After rushing headlong over that investment cliff, the bubble’s implosion sent the Nikkei plunging, leaving the Tokyo Stock Exchange chastened and the benchmark index standing at a little over a fifth of its historical peak.
But in today’s more diversified economy, firms are selectively looking for growth in foreign markets to escape Japan, where weak demand, falling prices and high labor costs are sapping profits.
They are also wallowing in cash, with the yen worth around 50 percent more than it was five years ago.
“For nonmanufacturers, this is an excellent time to expand into foreign markets by taking advantage of a high yen,” said Shinichiro Kobayashi, senior economist at Mitsubishi UFJ Research and Consulting.
“For manufacturers, it gives great opportunities to take their production bases overseas,” he said. “You have to assume the yen’s strength is here to stay.”
The relatively safer yen, which is hovering around 79 to the dollar, has benefited from global economic uncertainty in the past few years as investors dumped the euro and greenback.
It stood at 88 to the dollar two years ago and 122 five years back, but has climbed sharply higher.
Exporters, the main engine of growth for Japan, have been badly squeezed by the rocketing currency, with overseas consumers balking at rising price tags. But imports — and by extension the companies that make those products — are now cheap by Japanese standards.
Food, chemicals and services firms have marched abroad in step with carmakers and machinery firms seeking investments that will generate returns.
The biggest acquisition in the first half was Sumitomo Mitsui Financial Group’s $7.3 billion purchase of the Royal Bank of Scotland’s aircraft leasing arm.
That followed a deal by Takeda Pharmaceutical Co. in May 2011 to buy Swiss drugmaker Nycomed for €9.6 billion (then $13.6 billion).

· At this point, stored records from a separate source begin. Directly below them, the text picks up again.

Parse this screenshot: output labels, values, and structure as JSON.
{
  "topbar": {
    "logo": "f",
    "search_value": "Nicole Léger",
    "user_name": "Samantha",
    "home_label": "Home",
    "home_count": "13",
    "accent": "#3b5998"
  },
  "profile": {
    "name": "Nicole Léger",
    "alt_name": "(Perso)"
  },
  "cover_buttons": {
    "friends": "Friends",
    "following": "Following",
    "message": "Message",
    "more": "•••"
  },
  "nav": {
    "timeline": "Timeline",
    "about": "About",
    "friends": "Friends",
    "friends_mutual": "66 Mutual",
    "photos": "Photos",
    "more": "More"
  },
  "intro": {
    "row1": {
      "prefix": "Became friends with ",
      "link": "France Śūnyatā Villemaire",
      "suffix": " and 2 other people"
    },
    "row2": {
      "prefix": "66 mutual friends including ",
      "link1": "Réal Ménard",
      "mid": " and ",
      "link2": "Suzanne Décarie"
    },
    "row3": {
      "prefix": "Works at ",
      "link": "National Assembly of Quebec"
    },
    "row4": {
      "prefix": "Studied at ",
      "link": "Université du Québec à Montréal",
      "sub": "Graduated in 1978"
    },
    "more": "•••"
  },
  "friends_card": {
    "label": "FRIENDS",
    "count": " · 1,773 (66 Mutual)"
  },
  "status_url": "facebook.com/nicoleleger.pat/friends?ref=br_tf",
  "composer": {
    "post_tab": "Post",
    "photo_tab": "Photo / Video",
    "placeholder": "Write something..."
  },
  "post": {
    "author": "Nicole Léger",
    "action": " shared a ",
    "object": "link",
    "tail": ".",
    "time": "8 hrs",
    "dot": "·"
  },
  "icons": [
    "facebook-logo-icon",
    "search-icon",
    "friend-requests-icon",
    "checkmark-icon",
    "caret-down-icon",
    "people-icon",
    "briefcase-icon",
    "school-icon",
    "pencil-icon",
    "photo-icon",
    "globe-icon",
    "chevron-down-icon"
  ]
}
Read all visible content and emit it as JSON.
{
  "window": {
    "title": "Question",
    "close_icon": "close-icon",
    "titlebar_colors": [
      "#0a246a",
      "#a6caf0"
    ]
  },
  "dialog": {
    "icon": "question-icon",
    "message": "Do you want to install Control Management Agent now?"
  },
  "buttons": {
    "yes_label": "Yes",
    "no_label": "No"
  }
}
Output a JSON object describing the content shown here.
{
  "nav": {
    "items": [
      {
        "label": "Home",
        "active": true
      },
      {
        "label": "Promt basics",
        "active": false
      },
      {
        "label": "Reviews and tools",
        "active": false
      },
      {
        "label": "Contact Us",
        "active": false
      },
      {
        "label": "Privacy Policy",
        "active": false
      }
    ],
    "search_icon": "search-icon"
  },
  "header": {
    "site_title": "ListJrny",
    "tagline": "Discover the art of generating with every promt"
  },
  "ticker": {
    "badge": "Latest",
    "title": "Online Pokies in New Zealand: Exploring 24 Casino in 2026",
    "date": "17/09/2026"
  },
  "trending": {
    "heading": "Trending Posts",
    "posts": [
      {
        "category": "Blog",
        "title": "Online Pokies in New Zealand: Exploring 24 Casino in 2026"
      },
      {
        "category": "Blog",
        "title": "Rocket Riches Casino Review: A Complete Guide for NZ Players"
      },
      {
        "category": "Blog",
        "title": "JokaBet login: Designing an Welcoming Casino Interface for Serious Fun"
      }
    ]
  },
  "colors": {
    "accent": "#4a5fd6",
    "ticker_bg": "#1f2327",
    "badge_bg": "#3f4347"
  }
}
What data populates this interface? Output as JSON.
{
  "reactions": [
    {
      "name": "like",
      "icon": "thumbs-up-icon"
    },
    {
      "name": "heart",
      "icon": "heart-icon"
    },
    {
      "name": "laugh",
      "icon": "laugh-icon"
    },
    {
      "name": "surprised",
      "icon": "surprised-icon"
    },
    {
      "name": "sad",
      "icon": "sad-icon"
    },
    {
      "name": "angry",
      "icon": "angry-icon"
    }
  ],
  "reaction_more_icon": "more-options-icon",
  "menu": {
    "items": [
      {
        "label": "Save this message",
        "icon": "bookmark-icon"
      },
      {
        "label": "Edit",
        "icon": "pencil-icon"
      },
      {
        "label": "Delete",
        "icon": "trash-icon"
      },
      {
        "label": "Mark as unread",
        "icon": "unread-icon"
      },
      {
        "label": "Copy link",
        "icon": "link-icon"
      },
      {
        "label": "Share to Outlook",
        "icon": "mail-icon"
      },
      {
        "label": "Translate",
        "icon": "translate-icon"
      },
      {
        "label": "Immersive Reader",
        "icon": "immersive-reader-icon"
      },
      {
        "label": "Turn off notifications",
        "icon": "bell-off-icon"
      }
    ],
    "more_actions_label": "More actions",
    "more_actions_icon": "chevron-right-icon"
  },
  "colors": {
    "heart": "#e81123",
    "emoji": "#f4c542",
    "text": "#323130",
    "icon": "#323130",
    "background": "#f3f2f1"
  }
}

Canon Chairman Fujio Mitarai also said in an interview last year that the camera maker was setting aside ¥1 trillion for use by 2015 on mergers and acquisitions.
The authorities have encouraged direct private-sector foreign investment and promoted the mantra of “harnessing the growth of Asia and emerging markets” to boost the domestic economy.
“Many years ago, it was machinery companies or automakers leading Japan’s direct foreign investments,” said Naonori Yamada, deputy director of international economic research for the government-backed Japan External Trade Organization.
“Now it’s (consumer products or services) companies trying to firm up their access to emerging markets,” as the Japanese market remains sluggish, he said.
Trading houses in the resource-poor country have also intensified their search for foreign energy and mining deals.
Earlier this year Marubeni Corp. agreed to buy U.S. grain giant Gavilon LLC for about $3.6 billion, while trader Mitsubishi Corp. bought a 40 percent stake in Encana Corp.’s Canadian shale gas assets for about $2.9 billion.
“These (natural resources) deals bring together Japanese firms that have no place at home to put their money and foreign resources firms with investment needs,” said MUFJ’s Kobayashi.
Meanwhile, Japanese manufacturers, such as carmakers, are rushing to boost production in Asia, Latin America and Russia to cut costs and to make products for regional customers.
“Manufacturing jobs will leave Japan, regardless of forex rates,” said Kobayashi. “If you are making the same products, you are sure to lose against China and South Korea.
“It is not a case of Japanese firms abandoning Japan. They are going to places where there is demand, as they must.”